Monday, October 24, 2011

Panang Cucumber Curry

This has been such a hard two weeks.  Two weeks ago my cat Crookers had to be put to sleep.  Then last Sunday my youngest cat, Little Kitty started getting sick.  It began with her throwing up and I took her into the animal hospital because it wouldn't stop.  Then she got a very bad respiratory infection last Wed and stopped eating and drinking.  Thursday I went to 5 different stores buying things to try to get her to eat and drink.  I turned the bathroom into a sauna a few times a day to make her feel better.  It has been nuts.  I guess that this is what it is like to have a sick child, I am just looking forward to getting her back to normal.  She is starting to eat and drink again, luckily, and hopefully the infection will go away in a day or two.  

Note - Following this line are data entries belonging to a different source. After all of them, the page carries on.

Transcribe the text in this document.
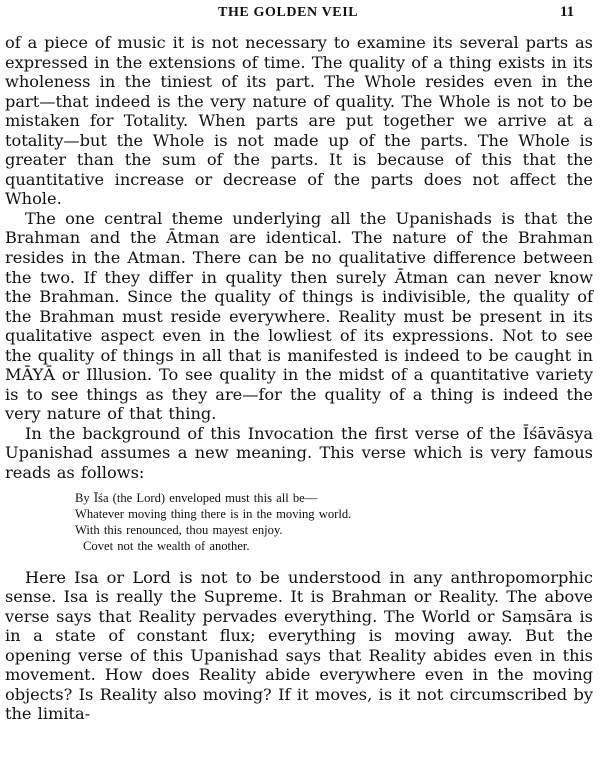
THE GOLDEN VEIL	11

of a piece of music it is not necessary to examine its several parts as expressed in the extensions of time. The quality of a thing exists in its wholeness in the tiniest of its part. The Whole resides even in the part—that indeed is the very nature of quality. The Whole is not to be mistaken for Totality. When parts are put together we arrive at a totality—but the Whole is not made up of the parts. The Whole is greater than the sum of the parts. It is because of this that the quantitative increase or decrease of the parts does not affect the Whole.

The one central theme underlying all the Upanishads is that the Brahman and the Ātman are identical. The nature of the Brahman resides in the Atman. There can be no qualitative difference between the two. If they differ in quality then surely Ātman can never know the Brahman. Since the quality of things is indivisible, the quality of the Brahman must reside everywhere. Reality must be present in its qualitative aspect even in the lowliest of its expressions. Not to see the quality of things in all that is manifested is indeed to be caught in MĀYĀ or Illusion. To see quality in the midst of a quantitative variety is to see things as they are—for the quality of a thing is indeed the very nature of that thing.

In the background of this Invocation the first verse of the Īśāvāsya Upanishad assumes a new meaning. This verse which is very famous reads as follows:

By Īśa (the Lord) enveloped must this all be—
Whatever moving thing there is in the moving world.
With this renounced, thou mayest enjoy.
Covet not the wealth of another.

Here Isa or Lord is not to be understood in any anthropomorphic sense. Isa is really the Supreme. It is Brahman or Reality. The above verse says that Reality pervades everything. The World or Saṃsāra is in a state of constant flux; everything is moving away. But the opening verse of this Upanishad says that Reality abides even in this movement. How does Reality abide everywhere even in the moving objects? Is Reality also moving? If it moves, is it not circumscribed by the limita-
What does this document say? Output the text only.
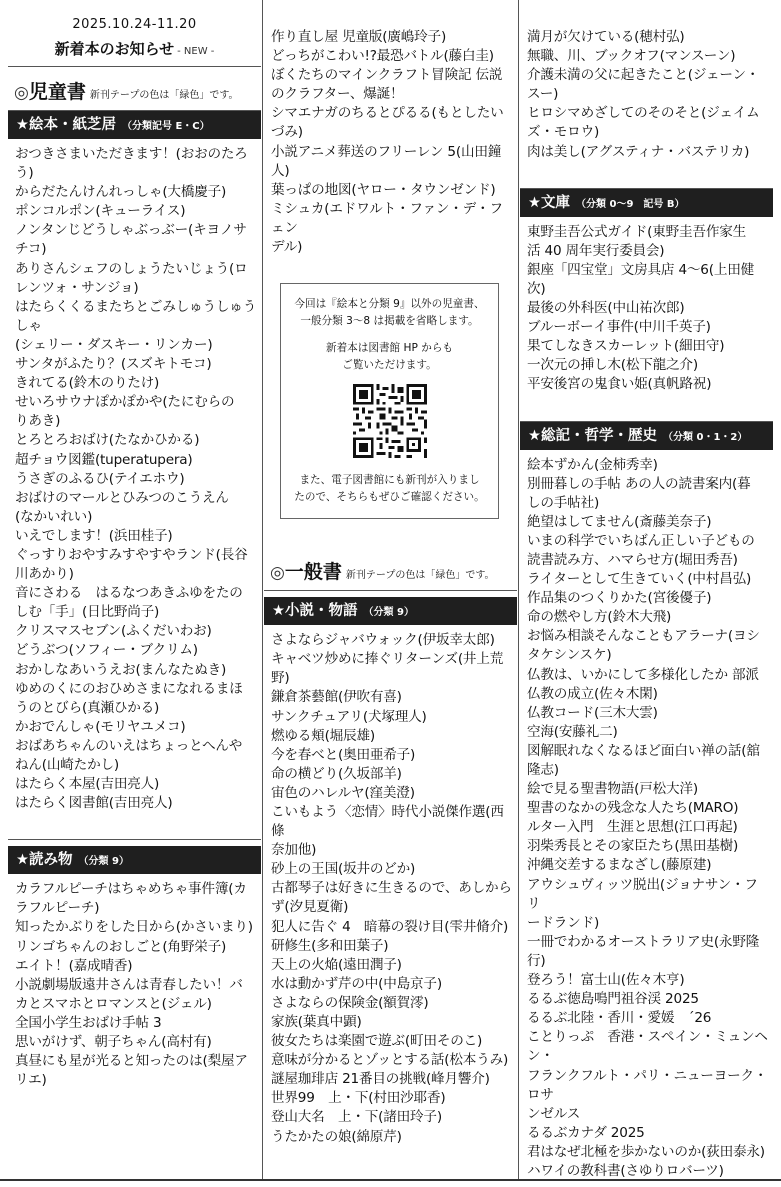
2025.10.24-11.20
新着本のお知らせ - NEW -
◎児童書 新刊テープの色は「緑色」です。
★絵本・紙芝居 （分類記号 E・C）
おつきさまいただきます！(おおのたろう)
からだたんけんれっしゃ(大橋慶子)
ポンコルポン(キューライス)
ノンタンじどうしゃぶっぶー(キヨノサ
チコ)
ありさんシェフのしょうたいじょう(ロ
レンツォ・サンジョ)
はたらくくるまたちとごみしゅうしゅうしゃ
(シェリー・ダスキー・リンカー)
サンタがふたり？(スズキトモコ)
きれてる(鈴木のりたけ)
せいろサウナぽかぽかや(たにむらの
りあき)
とろとろおばけ(たなかひかる)
超チョウ図鑑(tuperatupera)
うさぎのふるひ(テイエホウ)
おばけのマールとひみつのこうえん
(なかいれい)
いえでします！(浜田桂子)
ぐっすりおやすみすやすやランド(長谷
川あかり)
音にさわる　はるなつあきふゆをたの
しむ「手」(日比野尚子)
クリスマスセブン(ふくだいわお)
どうぶつ(ソフィー・ブクリム)
おかしなあいうえお(まんなたぬき)
ゆめのくにのおひめさまになれるまほ
うのとびら(真瀬ひかる)
かおでんしゃ(モリヤユメコ)
おばあちゃんのいえはちょっとへんや
ねん(山崎たかし)
はたらく本屋(吉田亮人)
はたらく図書館(吉田亮人)
★読み物 （分類 9）
カラフルピーチはちゃめちゃ事件簿(カ
ラフルピーチ)
知ったかぶりをした日から(かさいまり)
リンゴちゃんのおしごと(角野栄子)
エイト！(嘉成晴香)
小説劇場版遠井さんは青春したい！バ
カとスマホとロマンスと(ジェル)
全国小学生おばけ手帖 3
思いがけず、朝子ちゃん(高村有)
真昼にも星が光ると知ったのは(梨屋ア
リエ)
作り直し屋 児童版(廣嶋玲子)
どっちがこわい!?最恐バトル(藤白圭)
ぼくたちのマインクラフト冒険記 伝説
のクラフター、爆誕！
シマエナガのちるとぴるる(もとしたい
づみ)
小説アニメ葬送のフリーレン 5(山田鐘
人)
葉っぱの地図(ヤロー・タウンゼンド)
ミシュカ(エドワルト・ファン・デ・フェン
デル)

今回は『絵本と分類 9』以外の児童書、
一般分類 3～8 は掲載を省略します。

新着本は図書館 HP からも
ご覧いただけます。

また、電子図書館にも新刊が入りまし
たので、そちらもぜひご確認ください。

◎一般書 新刊テープの色は「緑色」です。
★小説・物語 （分類 9）
さよならジャバウォック(伊坂幸太郎)
キャベツ炒めに捧ぐリターンズ(井上荒野)
鎌倉茶藝館(伊吹有喜)
サンクチュアリ(犬塚理人)
燃ゆる頬(堀辰雄)
今を春べと(奥田亜希子)
命の横どり(久坂部羊)
宙色のハレルヤ(窪美澄)
こいもよう〈恋情〉時代小説傑作選(西條
奈加他)
砂上の王国(坂井のどか)
古都琴子は好きに生きるので、あしから
ず(汐見夏衛)
犯人に告ぐ 4　暗幕の裂け目(雫井脩介)
研修生(多和田葉子)
天上の火焔(遠田潤子)
水は動かず芹の中(中島京子)
さよならの保険金(額賀澪)
家族(葉真中顕)
彼女たちは楽園で遊ぶ(町田そのこ)
意味が分かるとゾッとする話(松本うみ)
謎屋珈琲店 21番目の挑戦(峰月響介)
世界99　上・下(村田沙耶香)
登山大名　上・下(諸田玲子)
うたかたの娘(綿原芹)
満月が欠けている(穂村弘)
無職、川、ブックオフ(マンスーン)
介護未満の父に起きたこと(ジェーン・スー)
ヒロシマめざしてのそのそと(ジェイム
ズ・モロウ)
肉は美し(アグスティナ・バステリカ)
★文庫 （分類 0～9　記号 B）
東野圭吾公式ガイド(東野圭吾作家生
活 40 周年実行委員会)
銀座「四宝堂」文房具店 4～6(上田健
次)
最後の外科医(中山祐次郎)
ブルーボーイ事件(中川千英子)
果てしなきスカーレット(細田守)
一次元の挿し木(松下龍之介)
平安後宮の鬼食い姫(真帆路祝)
★総記・哲学・歴史 （分類 0・1・2）
絵本ずかん(金柿秀幸)
別冊暮しの手帖 あの人の読書案内(暮
しの手帖社)
絶望はしてません(斎藤美奈子)
いまの科学でいちばん正しい子どもの
読書読み方、ハマらせ方(堀田秀吾)
ライターとして生きていく(中村昌弘)
作品集のつくりかた(宮後優子)
命の燃やし方(鈴木大飛)
お悩み相談そんなこともアラーナ(ヨシ
タケシンスケ)
仏教は、いかにして多様化したか 部派
仏教の成立(佐々木閑)
仏教コード(三木大雲)
空海(安藤礼二)
図解眠れなくなるほど面白い禅の話(舘
隆志)
絵で見る聖書物語(戸松大洋)
聖書のなかの残念な人たち(MARO)
ルター入門　生涯と思想(江口再起)
羽柴秀長とその家臣たち(黒田基樹)
沖縄交差するまなざし(藤原建)
アウシュヴィッツ脱出(ジョナサン・フリ
ードランド)
一冊でわかるオーストラリア史(永野隆行)
登ろう！富士山(佐々木亨)
るるぶ徳島鳴門祖谷渓 2025
るるぶ北陸・香川・愛媛　´26
ことりっぷ　香港・スペイン・ミュンヘン・
フランクフルト・パリ・ニューヨーク・ロサ
ンゼルス
るるぶカナダ 2025
君はなぜ北極を歩かないのか(荻田泰永)
ハワイの教科書(さゆりロバーツ)
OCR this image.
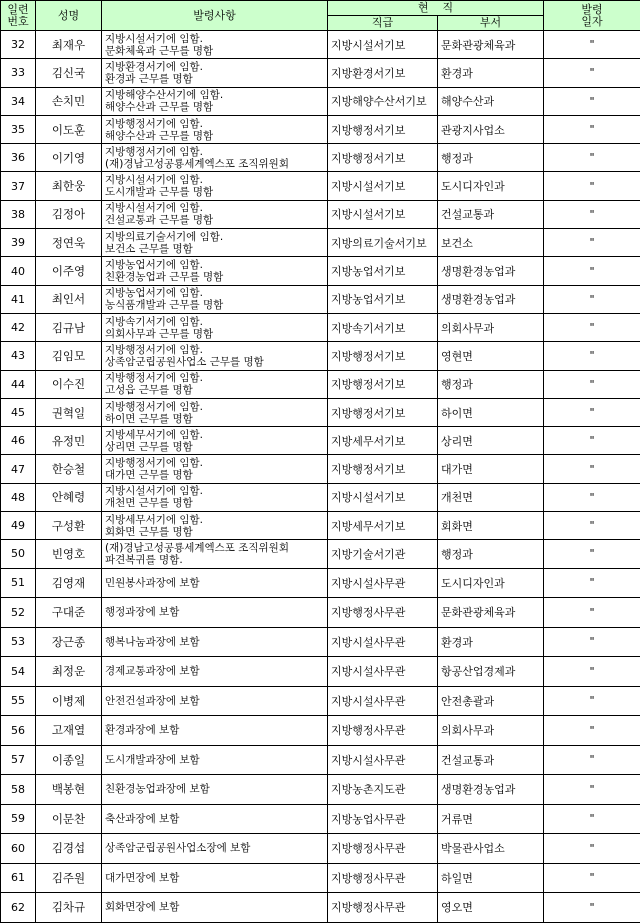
일련
번호	성명	발령사항	현    직		발령
일자
			직급	부서	
32	최재우	지방시설서기에 임함.
문화체육과 근무를 명함	지방시설서기보	문화관광체육과	"
33	김신국	지방환경서기에 임함.
환경과 근무를 명함	지방환경서기보	환경과	"
34	손치민	지방해양수산서기에 임함.
해양수산과 근무를 명함	지방해양수산서기보	해양수산과	"
35	이도훈	지방행정서기에 임함.
해양수산과 근무를 명함	지방행정서기보	관광지사업소	"
36	이기영	지방행정서기에 임함.
(재)경남고성공룡세계엑스포 조직위원회	지방행정서기보	행정과	"
37	최한웅	지방시설서기에 임함.
도시개발과 근무를 명함	지방시설서기보	도시디자인과	"
38	김정아	지방시설서기에 임함.
건설교통과 근무를 명함	지방시설서기보	건설교통과	"
39	정연욱	지방의료기술서기에 임함.
보건소 근무를 명함	지방의료기술서기보	보건소	"
40	이주영	지방농업서기에 임함.
친환경농업과 근무를 명함	지방농업서기보	생명환경농업과	"
41	최인서	지방농업서기에 임함.
농식품개발과 근무를 명함	지방농업서기보	생명환경농업과	"
42	김규남	지방속기서기에 임함.
의회사무과 근무를 명함	지방속기서기보	의회사무과	"
43	김임모	지방행정서기에 임함.
상족암군립공원사업소 근무를 명함	지방행정서기보	영현면	"
44	이수진	지방행정서기에 임함.
고성읍 근무를 명함	지방행정서기보	행정과	"
45	권혁일	지방행정서기에 임함.
하이면 근무를 명함	지방행정서기보	하이면	"
46	유정민	지방세무서기에 임함.
상리면 근무를 명함	지방세무서기보	상리면	"
47	한승철	지방행정서기에 임함.
대가면 근무를 명함	지방행정서기보	대가면	"
48	안혜령	지방시설서기에 임함.
개천면 근무를 명함	지방시설서기보	개천면	"
49	구성환	지방세무서기에 임함.
회화면 근무를 명함	지방세무서기보	회화면	"
50	빈영호	(재)경남고성공룡세계엑스포 조직위원회
파견복귀를 명함.	지방기술서기관	행정과	"
51	김영재	민원봉사과장에 보함	지방시설사무관	도시디자인과	"
52	구대준	행정과장에 보함	지방행정사무관	문화관광체육과	"
53	장근종	행복나눔과장에 보함	지방시설사무관	환경과	"
54	최정운	경제교통과장에 보함	지방시설사무관	항공산업경제과	"
55	이병제	안전건설과장에 보함	지방시설사무관	안전총괄과	"
56	고재열	환경과장에 보함	지방행정사무관	의회사무과	"
57	이종일	도시개발과장에 보함	지방시설사무관	건설교통과	"
58	백봉현	친환경농업과장에 보함	지방농촌지도관	생명환경농업과	"
59	이문찬	축산과장에 보함	지방농업사무관	거류면	"
60	김경섭	상족암군립공원사업소장에 보함	지방행정사무관	박물관사업소	"
61	김주원	대가면장에 보함	지방행정사무관	하일면	"
62	김차규	회화면장에 보함	지방행정사무관	영오면	"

One of my favorite recipes is my stir-fried cucumbers and I wanted to try to make another cucumber recipe where the cucumbers were cooked because I have a hard time digesting raw cucumbers.  This recipe looked interesting but a bit scary-- curry and cucumbers?  However, the two unlikely ingredients work together well and it definitely makes a meal that you haven't had before!

Panang Cucumber Curry
Adapted from Vegetarian Times


Ingredients
I Tbs of olive oil
1 4 oz can panang curry paste (I couldn't find any, so I used red curry paste instead)
1 13 oz can of light coconut milk 
1 1/2 tsp grated lime zest
2 tsp soy sauce
1 large english cucumber, seeded, peeled and cut into small cubes
1 red pepper cut into strips
1 small onion
1/3 cup of thai basil leaves
1 container of tofu
2 tsp lime juice

Wrap the tofu in a few paper towels.  Put on a plate and put a plate on top of it to press.  Wait 30 minutes then pat dry.  Cut into cubes.

Put oil in pan and heat on medium-low.  Add curry paste and cook for 4 minutes, stirring often, until it gets fragrant.  Add coconut milk, lime zest, and soy sauce.  Simmer for 5 minutes until it begins to thicken.  

Add cucumber, pepper and onion.  Cook 10 - 12 minutes until cucumbers are crisp tender.  Add in basil and tofu and then cook for around 4 more minutes.  Add lime juice and serve.